How Do Weapons of Math Destruction Threaten Democracy?

Weapons of Math Destruction: How Big Data Increases Inequity and threatens Democracy was written by Cathy O’Neil. It is a very important book on the current state of our democratic republic. It explores how powerful new mathematical algorithms can be used to exacerbate existing wealth gaps and widen cultural gaps. O’ Neil also examines how these same algorithms can be used to demote populations and to create false majorities. The implications go far beyond this and reveal how algorithms can be misused for political influence at the local, national, and international levels.

weapons of math destruction how big data increases inequality and threatens democracy

Weapons of Math Destruction: How Big Data Increases Inequacy and Threatens Democracy examines how algorithms have been misused to create policies that benefit only the economically well-connected and to push political agendas that benefit only those with advanced educational degrees. O’ Neil shows how poor policies that benefit the well-connected can sometimes become popular policies.
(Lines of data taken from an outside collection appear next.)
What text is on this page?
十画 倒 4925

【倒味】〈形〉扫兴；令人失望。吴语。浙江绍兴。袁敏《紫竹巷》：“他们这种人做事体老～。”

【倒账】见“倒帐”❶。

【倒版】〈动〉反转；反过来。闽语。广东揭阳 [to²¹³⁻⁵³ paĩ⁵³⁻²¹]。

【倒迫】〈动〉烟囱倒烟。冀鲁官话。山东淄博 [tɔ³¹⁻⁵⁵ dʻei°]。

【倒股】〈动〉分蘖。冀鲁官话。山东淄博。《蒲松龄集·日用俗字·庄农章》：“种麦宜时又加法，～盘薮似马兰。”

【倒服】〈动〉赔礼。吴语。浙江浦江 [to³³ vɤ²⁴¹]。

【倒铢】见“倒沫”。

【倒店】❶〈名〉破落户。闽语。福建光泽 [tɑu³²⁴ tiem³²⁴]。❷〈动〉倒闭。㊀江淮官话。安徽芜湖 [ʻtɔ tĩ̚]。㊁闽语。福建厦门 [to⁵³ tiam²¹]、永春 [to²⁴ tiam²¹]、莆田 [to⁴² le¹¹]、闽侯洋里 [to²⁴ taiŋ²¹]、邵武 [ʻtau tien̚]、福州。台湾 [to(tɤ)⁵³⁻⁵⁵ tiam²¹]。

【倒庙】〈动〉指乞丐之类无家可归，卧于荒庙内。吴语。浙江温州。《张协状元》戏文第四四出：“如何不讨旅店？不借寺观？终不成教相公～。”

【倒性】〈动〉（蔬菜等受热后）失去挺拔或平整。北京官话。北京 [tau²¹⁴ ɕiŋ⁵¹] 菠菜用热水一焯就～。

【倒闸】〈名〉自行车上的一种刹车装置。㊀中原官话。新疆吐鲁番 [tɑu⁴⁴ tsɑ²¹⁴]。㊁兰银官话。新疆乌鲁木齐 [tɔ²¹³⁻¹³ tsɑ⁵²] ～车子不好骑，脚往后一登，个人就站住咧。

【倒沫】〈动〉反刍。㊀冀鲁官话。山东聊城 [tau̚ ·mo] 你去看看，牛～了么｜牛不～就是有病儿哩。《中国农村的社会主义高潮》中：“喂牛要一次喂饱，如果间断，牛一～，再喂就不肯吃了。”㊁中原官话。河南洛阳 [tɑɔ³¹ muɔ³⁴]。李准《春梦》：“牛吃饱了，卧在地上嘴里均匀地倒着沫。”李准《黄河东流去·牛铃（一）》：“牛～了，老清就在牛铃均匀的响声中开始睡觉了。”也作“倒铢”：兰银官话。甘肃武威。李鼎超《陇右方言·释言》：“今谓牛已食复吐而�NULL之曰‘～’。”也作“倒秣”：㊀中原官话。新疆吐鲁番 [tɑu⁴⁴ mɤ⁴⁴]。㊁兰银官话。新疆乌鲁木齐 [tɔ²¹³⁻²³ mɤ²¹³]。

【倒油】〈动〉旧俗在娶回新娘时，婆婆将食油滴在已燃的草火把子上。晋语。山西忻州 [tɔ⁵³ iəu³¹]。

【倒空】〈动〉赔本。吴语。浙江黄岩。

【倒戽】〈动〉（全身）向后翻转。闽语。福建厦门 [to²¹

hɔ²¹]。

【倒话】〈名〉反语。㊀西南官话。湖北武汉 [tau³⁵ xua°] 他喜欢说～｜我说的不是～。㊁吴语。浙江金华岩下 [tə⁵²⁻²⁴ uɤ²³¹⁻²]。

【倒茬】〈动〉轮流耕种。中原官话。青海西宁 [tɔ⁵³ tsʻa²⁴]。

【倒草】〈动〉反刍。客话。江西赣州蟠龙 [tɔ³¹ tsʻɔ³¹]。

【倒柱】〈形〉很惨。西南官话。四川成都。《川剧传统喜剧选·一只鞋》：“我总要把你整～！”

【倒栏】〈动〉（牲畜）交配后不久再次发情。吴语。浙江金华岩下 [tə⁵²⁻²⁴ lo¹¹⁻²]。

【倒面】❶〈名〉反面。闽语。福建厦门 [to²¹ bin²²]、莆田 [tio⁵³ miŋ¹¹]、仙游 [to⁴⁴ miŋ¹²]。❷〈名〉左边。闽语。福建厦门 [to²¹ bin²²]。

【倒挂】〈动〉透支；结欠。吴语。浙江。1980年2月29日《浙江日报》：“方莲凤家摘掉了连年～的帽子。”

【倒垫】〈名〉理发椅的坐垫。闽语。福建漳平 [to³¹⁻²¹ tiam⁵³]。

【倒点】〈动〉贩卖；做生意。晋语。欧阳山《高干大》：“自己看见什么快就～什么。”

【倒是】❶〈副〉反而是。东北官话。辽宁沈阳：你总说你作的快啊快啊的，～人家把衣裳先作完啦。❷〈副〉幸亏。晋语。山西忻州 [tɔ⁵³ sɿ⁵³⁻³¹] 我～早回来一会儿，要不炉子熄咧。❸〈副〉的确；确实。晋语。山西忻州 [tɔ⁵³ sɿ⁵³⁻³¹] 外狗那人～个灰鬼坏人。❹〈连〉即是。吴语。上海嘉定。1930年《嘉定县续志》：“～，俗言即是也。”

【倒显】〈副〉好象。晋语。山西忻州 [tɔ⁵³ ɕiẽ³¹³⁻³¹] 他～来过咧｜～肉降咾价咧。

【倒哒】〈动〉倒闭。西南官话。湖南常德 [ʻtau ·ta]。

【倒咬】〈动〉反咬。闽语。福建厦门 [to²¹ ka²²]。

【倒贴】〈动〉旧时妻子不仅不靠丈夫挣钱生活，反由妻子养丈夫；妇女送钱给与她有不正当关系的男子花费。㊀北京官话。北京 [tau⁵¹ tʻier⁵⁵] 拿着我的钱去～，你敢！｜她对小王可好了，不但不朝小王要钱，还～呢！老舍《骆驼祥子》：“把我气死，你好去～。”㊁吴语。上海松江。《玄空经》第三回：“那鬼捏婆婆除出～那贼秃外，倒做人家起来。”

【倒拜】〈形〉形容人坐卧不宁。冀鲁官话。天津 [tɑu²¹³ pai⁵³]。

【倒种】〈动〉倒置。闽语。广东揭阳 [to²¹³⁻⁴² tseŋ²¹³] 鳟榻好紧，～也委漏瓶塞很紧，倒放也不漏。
She explains how using statistical techniques to detect and measure the connections between economic drivers and popular opinion creates the opportunity for policy makers to override popular sentiment and create policies that serve their narrow interest groups. Additionally, she describes in detail how using mathematics to predict price discrimination can lead to mass discrimination against minorities and women. These policies may increase inequality in access to health care, affordable housing, and jobs; lower average IQ scores for men; increased incarceration rates; increased poverty and hunger; increased racial and gender gaps; and widening gaps in educational opportunities.

While all of these problems are important, we may not even know they exist. O’ Neil describes how algorithms can classify data so that classifications are politically motivated, scientifically valid, or even irrelevant. Classification may even be based on partial information or erroneous data. Further, she demonstrates how this affects our understanding of how markets and prices work. Further, she describes how changing how we classify problems creates a feedback loop that makes it harder to solve problems because of the artificial limitations placed on our ability to classify. Further, she demonstrates how even our attempts to measure and classify correctly can produce inaccurate measurements.

Weapons of Math Destruction by Rebecca O’ Neil makes a valuable point about how even using the most sophisticated algorithms and mathematical techniques can lead to false solutions. In fact, she points out that sometimes the best solutions are the simplest. She shows how sometimes using complex formulas that optimize over a large number of parameters can actually solves more problems than if the algorithm had been used to search for a single variable separately. Further, she points out how even simple techniques can lead to unintended consequences that make the problem worse. For example, if an algorithm is used to find the minimum value of a floating point number, and that number changes as time passes, then in the future that same number might no longer be considered small enough. This could create volatility in financial markets, or cause investors to lose confidence in the currency that is tied to that number.

Using tools such as the weapons of math destruction demonstrates how even well-intended algorithms can have undesired consequences. In addition, it illustrates the danger in relying too heavily on advanced mathematics and numerical techniques, such as mathematical recidivism. In her paper, O’ Neil makes the case that relying on too much recidivism can lead to the development of “black holes,” whereby the very properties that made a system valuable in the first place are rendered meaningless because of an unexpected shock to its mathematical workings. Such a black hole may suck the entity out of an equilibrium, leaving an empty landscape with all of its properties damaged. If a problem goes too deep, a black hole is able to swallow up the entities of a system, leaving no recourse but to restart the whole process from scratch. As this happens, humans are left without any protection against a weapons of math destruction that were designed to destroy their world.

The dangers of relying too heavily on advanced mathematics are clear. However, even if we take advanced mathematics at its face value and use it only to calculate future metrics based on past performance, we still run into problems. The biggest problem is that even though algorithms will solve some of the simpler problems, they often break down complex problems, particularly for non-programmers. Even if you have access to an algorithms designer, the designer is not likely to be familiar enough with your business or your industry to make changes to the algorithms that he designs without your authorization. You could ask, but you really don’t want to.

One of the most telling things about how the weapons of math destruction threaten democracy is that even the political scientists who specialize in studying how technology affects society don’t seem to fully understand what’s going on. Whereas the general public took hold of the technology of the early 1960s, most political scientists remained skeptical. The reason was that it was difficult to see how the use of computers and information systems would actually change people’s behavior. Today we know how the effects of big data are changing everything from how we communicate with one another to how we behave in government agencies, but not all of us have the instincts to see what’s going on.

In the case of policing, the outcome of bad law enforcement decisions is not just a matter of technology. It’s a matter of recidivism, which is the number of people who return to crime once they’ve been in trouble. While many jurisdictions have reduced their maximum recidivism rates, many courts are still setting arbitrary rates that are arbitrary. When a judge or a prosecutor gives the go-ahead for a case, no matter how badly the algorithm worked, the same goes for how the formula was used. A remedy for bad algorithms might be as simple as giving judges and prosecutors more discretion when making their judgments.